Efficient multi-slicing technique?

Sun Jan 25 21:40:05 EST 2009

>> I'm not sure if it's more efficient, but there's the struct
>> module: http://docs.python.org/library/struct.html
> 
> Thanks for your suggestion. I've been experimenting with this
> technique, but my initial tests don't show any performance
> improvements over using slice() objects to slice a string.
> However, I missed the nuance of using 'x' to mark filler bytes
> - I'm going to see if this makes a difference (it may as I am
> skipping over several columns of input that I've been 
> currently returning as ignored values)

I don't expect it will make a great deal of difference -- there's
not much room to improve the process.  Are you actually
experiencing efficiency problems?  I regularly use slice
unpacking (without reaching for the struct module) with no
noteworthy performance impact beyond the cost of scanning the
file and doing the processing on those lines (and these are text
files several hundred megs in size).  When I omit my processing
code and just skim through the file, the difference between
slice-unpacking and not slice-unpacking is in the sub-second range.

> <reading your link to doc ...> wait ... it looks like I can
> 'compile' struct strings using by using a Struct class vs. the
> using the module's basic unpack() function.
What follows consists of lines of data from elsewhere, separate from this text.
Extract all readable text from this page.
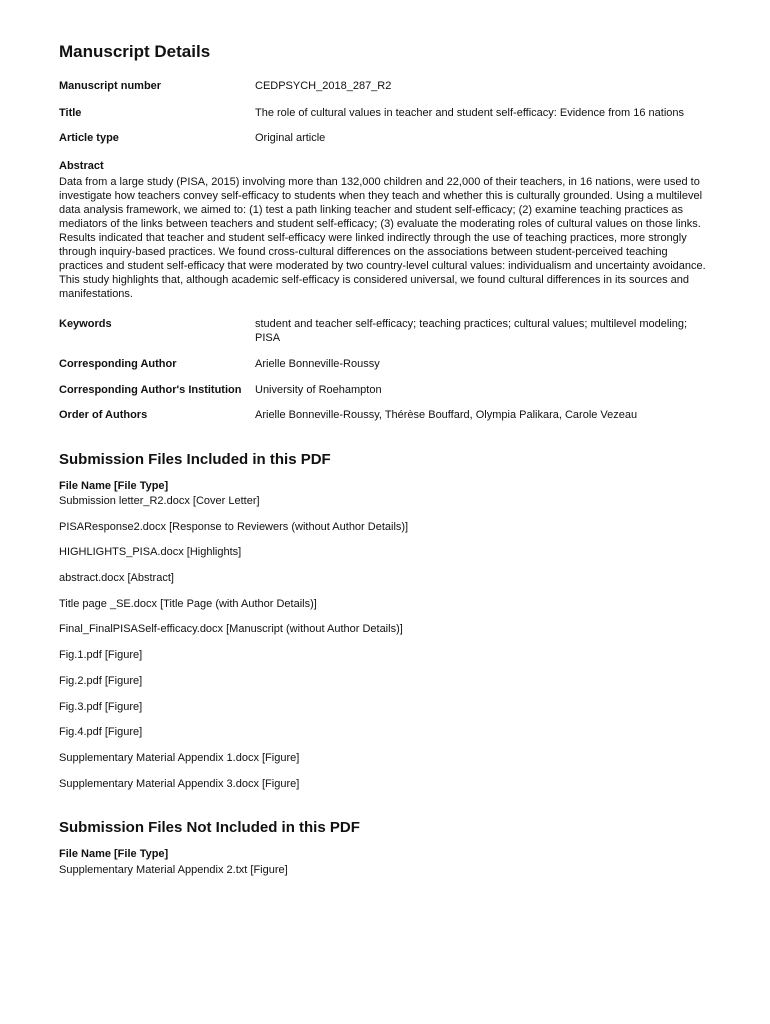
Manuscript Details
Manuscript number	CEDPSYCH_2018_287_R2
Title	The role of cultural values in teacher and student self-efficacy: Evidence from 16 nations
Article type	Original article
Abstract
Data from a large study (PISA, 2015) involving more than 132,000 children and 22,000 of their teachers, in 16 nations, were used to investigate how teachers convey self-efficacy to students when they teach and whether this is culturally grounded. Using a multilevel data analysis framework, we aimed to: (1) test a path linking teacher and student self-efficacy; (2) examine teaching practices as mediators of the links between teachers and student self-efficacy; (3) evaluate the moderating roles of cultural values on those links. Results indicated that teacher and student self-efficacy were linked indirectly through the use of teaching practices, more strongly through inquiry-based practices. We found cross-cultural differences on the associations between student-perceived teaching practices and student self-efficacy that were moderated by two country-level cultural values: individualism and uncertainty avoidance. This study highlights that, although academic self-efficacy is considered universal, we found cultural differences in its sources and manifestations.
Keywords	student and teacher self-efficacy; teaching practices; cultural values; multilevel modeling; PISA
Corresponding Author	Arielle Bonneville-Roussy
Corresponding Author's Institution	University of Roehampton
Order of Authors	Arielle Bonneville-Roussy, Thérèse Bouffard, Olympia Palikara, Carole Vezeau
Submission Files Included in this PDF
File Name [File Type]
Submission letter_R2.docx [Cover Letter]
PISAResponse2.docx [Response to Reviewers (without Author Details)]
HIGHLIGHTS_PISA.docx [Highlights]
abstract.docx [Abstract]
Title page _SE.docx [Title Page (with Author Details)]
Final_FinalPISASelf-efficacy.docx [Manuscript (without Author Details)]
Fig.1.pdf [Figure]
Fig.2.pdf [Figure]
Fig.3.pdf [Figure]
Fig.4.pdf [Figure]
Supplementary Material Appendix 1.docx [Figure]
Supplementary Material Appendix 3.docx [Figure]
Submission Files Not Included in this PDF
File Name [File Type]
Supplementary Material Appendix 2.txt [Figure]
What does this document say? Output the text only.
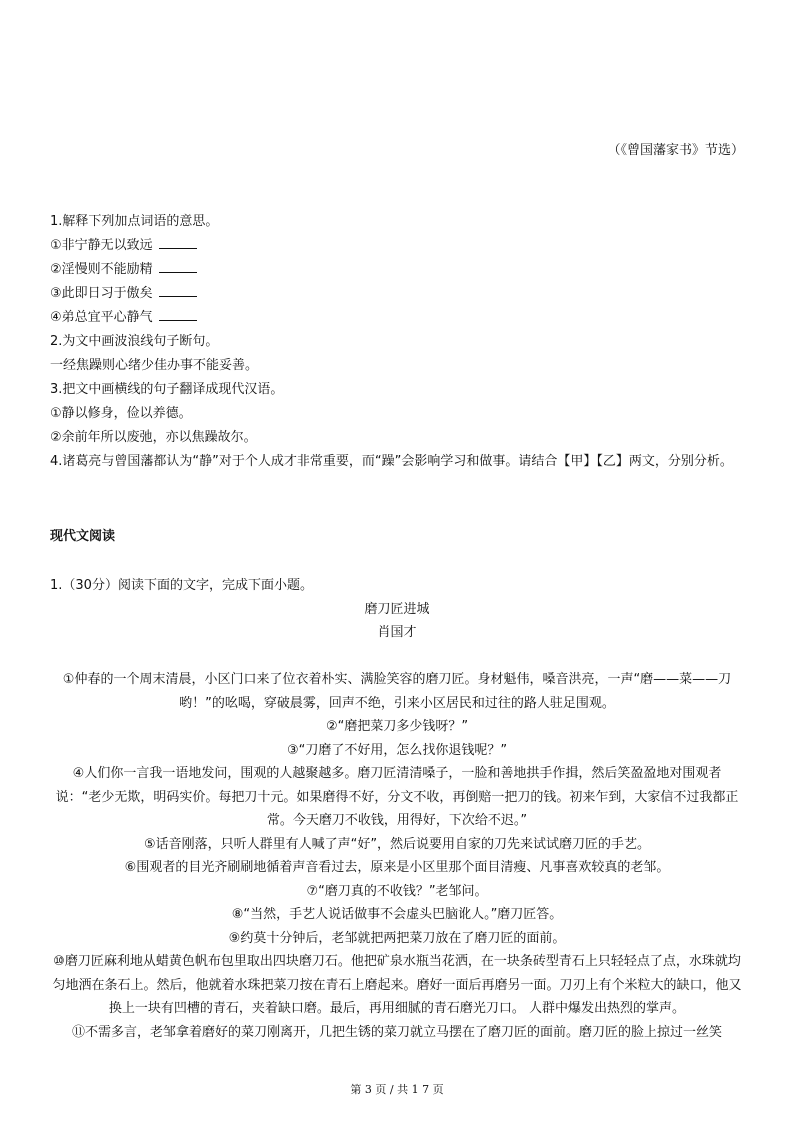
（《曾国藩家书》节选）
1.解释下列加点词语的意思。
①非宁静无以致远
②淫慢则不能励精
③此即日习于傲矣
④弟总宜平心静气
2.为文中画波浪线句子断句。
一经焦躁则心绪少佳办事不能妥善。
3.把文中画横线的句子翻译成现代汉语。
①静以修身，俭以养德。
②余前年所以废弛，亦以焦躁故尔。
4.诸葛亮与曾国藩都认为“静”对于个人成才非常重要，而“躁”会影响学习和做事。请结合【甲】【乙】两文，分别分析。
现代文阅读
1.（30分）阅读下面的文字，完成下面小题。
磨刀匠进城
肖国才
①仲春的一个周末清晨，小区门口来了位衣着朴实、满脸笑容的磨刀匠。身材魁伟，嗓音洪亮，一声“磨——菜——刀哟！”的吆喝，穿破晨雾，回声不绝，引来小区居民和过往的路人驻足围观。
②“磨把菜刀多少钱呀？”
③“刀磨了不好用，怎么找你退钱呢？”
④人们你一言我一语地发问，围观的人越聚越多。磨刀匠清清嗓子，一脸和善地拱手作揖，然后笑盈盈地对围观者说：“老少无欺，明码实价。每把刀十元。如果磨得不好，分文不收，再倒赔一把刀的钱。初来乍到，大家信不过我都正常。今天磨刀不收钱，用得好，下次给不迟。”
⑤话音刚落，只听人群里有人喊了声“好”，然后说要用自家的刀先来试试磨刀匠的手艺。
⑥围观者的目光齐刷刷地循着声音看过去，原来是小区里那个面目清瘦、凡事喜欢较真的老邹。
⑦“磨刀真的不收钱？”老邹问。
⑧“当然，手艺人说话做事不会虚头巴脑讹人。”磨刀匠答。
⑨约莫十分钟后，老邹就把两把菜刀放在了磨刀匠的面前。
⑩磨刀匠麻利地从蜡黄色帆布包里取出四块磨刀石。他把矿泉水瓶当花洒，在一块条砖型青石上只轻轻点了点，水珠就均匀地洒在条石上。然后，他就着水珠把菜刀按在青石上磨起来。磨好一面后再磨另一面。刀刃上有个米粒大的缺口，他又换上一块有凹槽的青石，夹着缺口磨。最后，再用细腻的青石磨光刀口。 人群中爆发出热烈的掌声。
⑪不需多言，老邹拿着磨好的菜刀刚离开，几把生锈的菜刀就立马摆在了磨刀匠的面前。磨刀匠的脸上掠过一丝笑
第 3 页 / 共 1 7 页
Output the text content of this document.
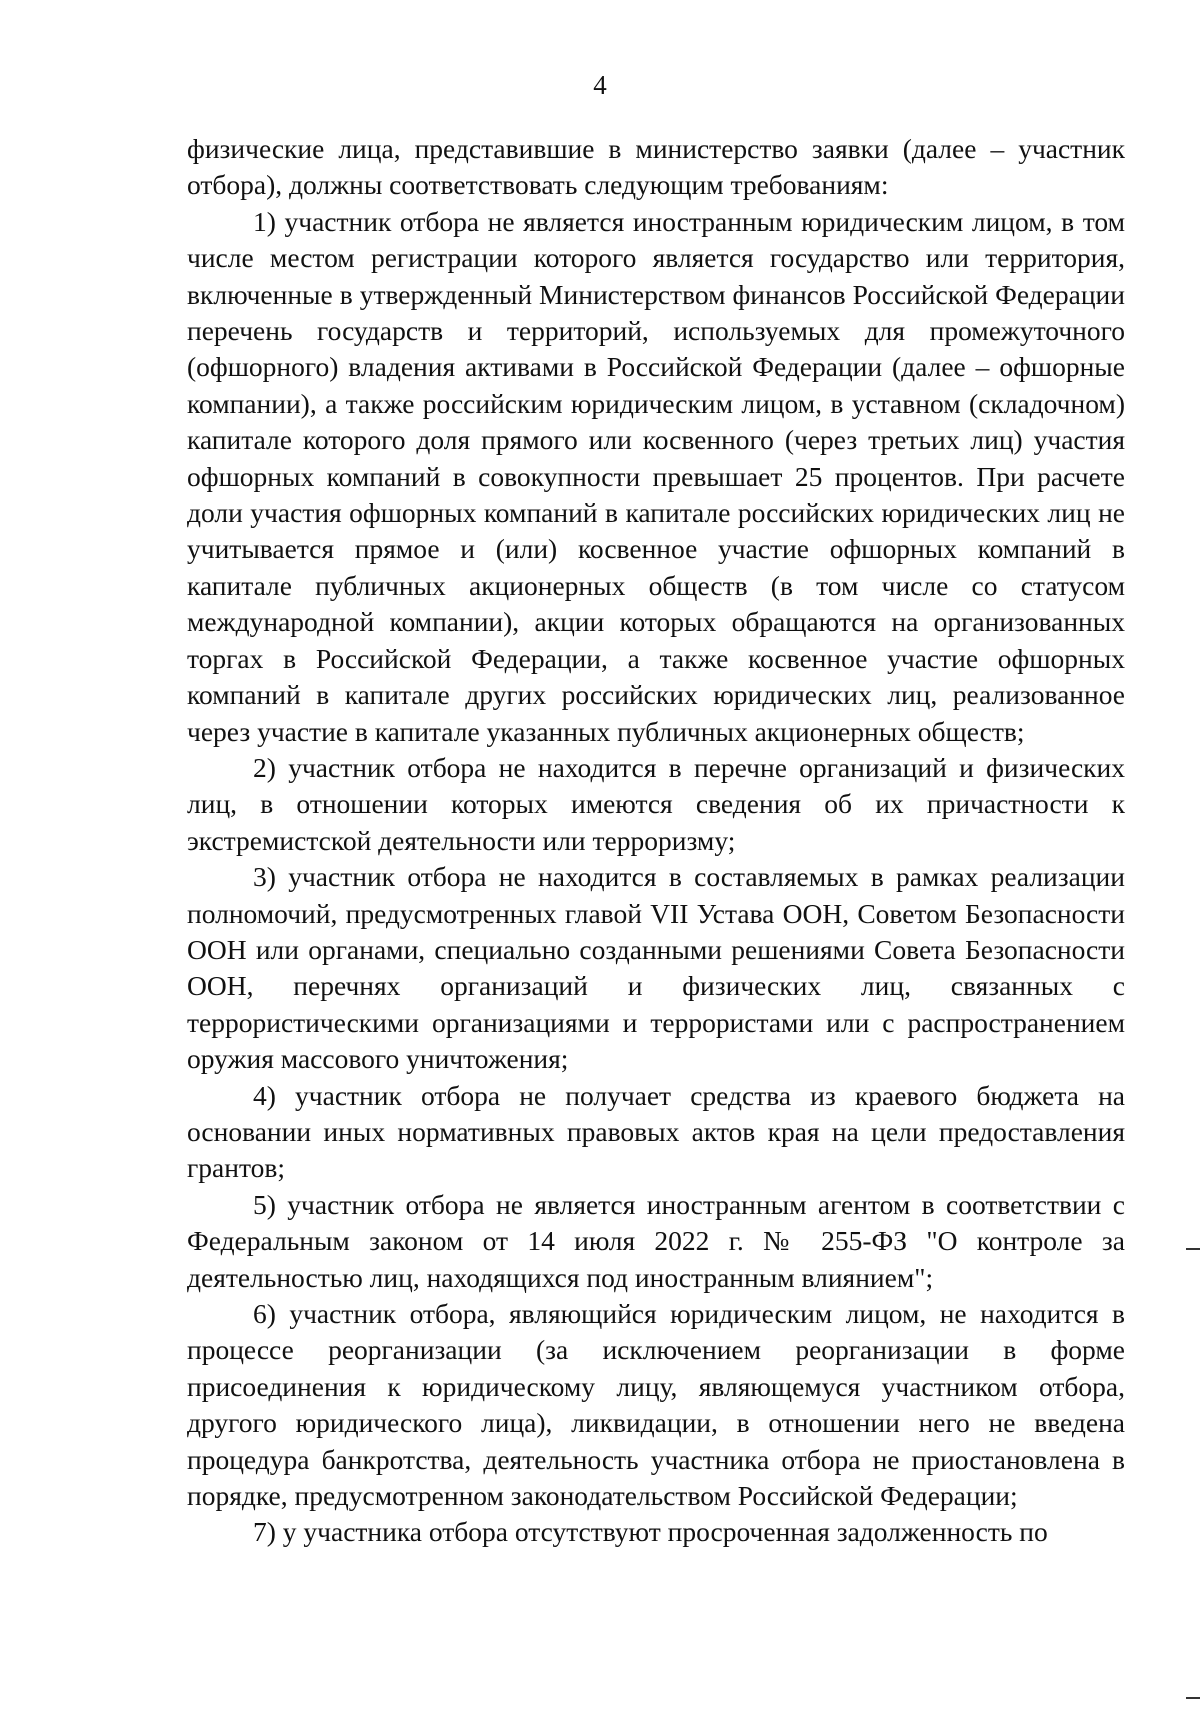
4

физические лица, представившие в министерство заявки (далее – участник отбора), должны соответствовать следующим требованиям:

1) участник отбора не является иностранным юридическим лицом, в том числе местом регистрации которого является государство или территория, включенные в утвержденный Министерством финансов Российской Федерации перечень государств и территорий, используемых для промежуточного (офшорного) владения активами в Российской Федерации (далее – офшорные компании), а также российским юридическим лицом, в уставном (складочном) капитале которого доля прямого или косвенного (через третьих лиц) участия офшорных компаний в совокупности превышает 25 процентов. При расчете доли участия офшорных компаний в капитале российских юридических лиц не учитывается прямое и (или) косвенное участие офшорных компаний в капитале публичных акционерных обществ (в том числе со статусом международной компании), акции которых обращаются на организованных торгах в Российской Федерации, а также косвенное участие офшорных компаний в капитале других российских юридических лиц, реализованное через участие в капитале указанных публичных акционерных обществ;

2) участник отбора не находится в перечне организаций и физических лиц, в отношении которых имеются сведения об их причастности к экстремистской деятельности или терроризму;

3) участник отбора не находится в составляемых в рамках реализации полномочий, предусмотренных главой VII Устава ООН, Советом Безопасности ООН или органами, специально созданными решениями Совета Безопасности ООН, перечнях организаций и физических лиц, связанных с террористическими организациями и террористами или с распространением оружия массового уничтожения;

4) участник отбора не получает средства из краевого бюджета на основании иных нормативных правовых актов края на цели предоставления грантов;

5) участник отбора не является иностранным агентом в соответствии с Федеральным законом от 14 июля 2022 г. № 255-ФЗ "О контроле за деятельностью лиц, находящихся под иностранным влиянием";

6) участник отбора, являющийся юридическим лицом, не находится в процессе реорганизации (за исключением реорганизации в форме присоединения к юридическому лицу, являющемуся участником отбора, другого юридического лица), ликвидации, в отношении него не введена процедура банкротства, деятельность участника отбора не приостановлена в порядке, предусмотренном законодательством Российской Федерации;

7) у участника отбора отсутствуют просроченная задолженность по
This sounds like
> the difference between using compiled regular expressions vs.
> re-compiling a regular expression on every use. I'll see if
> this makes a difference and report back to the list.

I don't expect it will...in the code for the struct.py I've got
here in my 2.5 distribution, it maintains an internal cache of
compiled strings, so unless you have more than _MAXCACHE=100
formatting strings, it's not something you're really have to
worry about.  (in my main data-processing/ETL app, I can't
envision having more than about 20 formatting strings, if I went
that route)

-tkc